# i hope to have a shed soon....



## mking (Apr 25, 2000)

almost convinced the wife to make an offer on this (she likes the kitchen)


----------



## martybauer31 (Jan 27, 2004)

That doesn't look like the Bellevue area to me buddy boy....


----------



## mking (Apr 25, 2000)

*not bellevue*

its renton, 2.3 miles from the downtown renton core, where the transit center is located. my building is next to bellevue's transit center, so its a 5 minute drive to the park and ride lot, then a 20 minute bus ride in the car pool lane to bellueve. 

belleuve is so overpriced for what you get its not even funny. 

its in an odd neighborhood of old ramblers on big lots (1/4-3/4 acre) and new construction on small lots. 

it will serve its purpose, getting me closer to work, the kitchen/dining room/bedroom the wife wants, and the slot space that i want, for about 1/2 what a similar place in belleuve would be. more money left over for controllers


----------



## win43 (Aug 28, 2006)

You think Bellevue is overpriced, you ought to look around here (Port Townsend). Prices are crazy compared to what you get. Wish I had as much slot car space as you might end up with.

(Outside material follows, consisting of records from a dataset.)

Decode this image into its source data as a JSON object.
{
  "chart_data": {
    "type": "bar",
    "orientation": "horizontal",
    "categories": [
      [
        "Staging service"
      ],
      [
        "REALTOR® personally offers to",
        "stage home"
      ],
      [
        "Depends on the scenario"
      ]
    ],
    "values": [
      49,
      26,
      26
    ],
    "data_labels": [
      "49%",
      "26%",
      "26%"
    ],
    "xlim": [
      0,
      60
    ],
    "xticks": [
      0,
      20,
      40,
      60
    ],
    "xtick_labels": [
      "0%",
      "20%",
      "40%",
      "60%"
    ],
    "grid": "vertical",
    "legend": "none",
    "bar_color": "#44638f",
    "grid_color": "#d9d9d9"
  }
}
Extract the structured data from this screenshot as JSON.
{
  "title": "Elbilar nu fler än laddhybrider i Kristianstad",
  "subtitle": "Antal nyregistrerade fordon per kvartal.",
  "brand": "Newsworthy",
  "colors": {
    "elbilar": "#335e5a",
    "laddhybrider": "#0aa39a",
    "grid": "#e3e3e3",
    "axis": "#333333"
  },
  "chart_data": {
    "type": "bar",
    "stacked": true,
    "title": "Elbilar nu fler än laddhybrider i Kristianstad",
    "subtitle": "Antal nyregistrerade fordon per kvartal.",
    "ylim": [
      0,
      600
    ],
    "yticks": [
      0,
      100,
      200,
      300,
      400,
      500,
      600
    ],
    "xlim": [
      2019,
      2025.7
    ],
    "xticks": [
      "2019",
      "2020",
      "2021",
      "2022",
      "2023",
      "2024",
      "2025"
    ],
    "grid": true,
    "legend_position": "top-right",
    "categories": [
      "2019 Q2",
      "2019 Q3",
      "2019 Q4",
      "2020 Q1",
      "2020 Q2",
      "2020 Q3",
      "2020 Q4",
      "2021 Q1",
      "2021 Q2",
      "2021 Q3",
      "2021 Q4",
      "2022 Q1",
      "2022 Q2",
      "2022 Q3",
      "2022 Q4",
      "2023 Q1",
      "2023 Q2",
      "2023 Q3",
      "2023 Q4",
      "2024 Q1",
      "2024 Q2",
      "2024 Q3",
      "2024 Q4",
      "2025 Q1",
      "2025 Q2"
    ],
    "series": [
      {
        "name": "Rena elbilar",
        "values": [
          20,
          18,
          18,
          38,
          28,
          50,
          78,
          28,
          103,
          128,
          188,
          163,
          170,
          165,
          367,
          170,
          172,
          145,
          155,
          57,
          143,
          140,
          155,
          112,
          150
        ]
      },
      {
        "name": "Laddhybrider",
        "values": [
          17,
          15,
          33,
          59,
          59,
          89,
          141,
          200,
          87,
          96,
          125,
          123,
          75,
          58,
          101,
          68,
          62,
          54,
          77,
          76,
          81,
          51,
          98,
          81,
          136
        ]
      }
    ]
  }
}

I have the garage, BUT can't use it in the bad weather (no heat). Happy house hunting.

Jerry


----------



## coach61 (Sep 6, 2004)

mking said:


> almost convinced the wife to make an offer on this (she likes the kitchen)


 Or 750 Sq Feet for the wife and the rest slot space? Just a thought, but I suspect your wife is a lot like mine and we'll be happy to get the 350 out in the shed.. lol



Dave


----------



## Bill Hall (Jan 6, 2007)

*That's not Swillview", Dat's Renton!*

That looks killer Mike. Marty's just jealous.

Would you be upwind of the bus garage? They're stinky, noisy places!

BTW, Did Aj's make an infield mower?

Looks like you're gonna need one. If I was an enterprising teen neighbor you'd quickly be my hostage as a good source of lawn mowing income. LOL.

Really Mike, Anything to get you off that miserable I-5/405 grind. Life's to darn short to be idling down the tarmac when you could be playin cars!

I'm glad it's not Bellevue, I'm not allowed there cuz I still use turn signals and maintain 3 to 5 carlengths in traffic. 

C ya Sat in Renton's backyard. Where in the heck is Maple Valley, Wa. anyway? :tongue: 

B.


----------



## martybauer31 (Jan 27, 2004)

Jealous? Nah.... I just remember Mike saying he was looking for homes in Bellevue is all, or maybe I heard wrong. Renton will good as well, cause no one knows where the heck Maple Valley is! 

As long as you turn that track in your garage from the oversized coat rack/tabletop storage unit that it is into the beauty it should be then we're all in business....


----------



## roadrner (Jul 21, 1999)

mking said:


> belleuve is so overpriced for what you get its not even funny.
> 
> rs


And I thought that was only in my neck of the woods. :devil: 

30 miles outside of the Nation's Capital, DC. :freak: rr


----------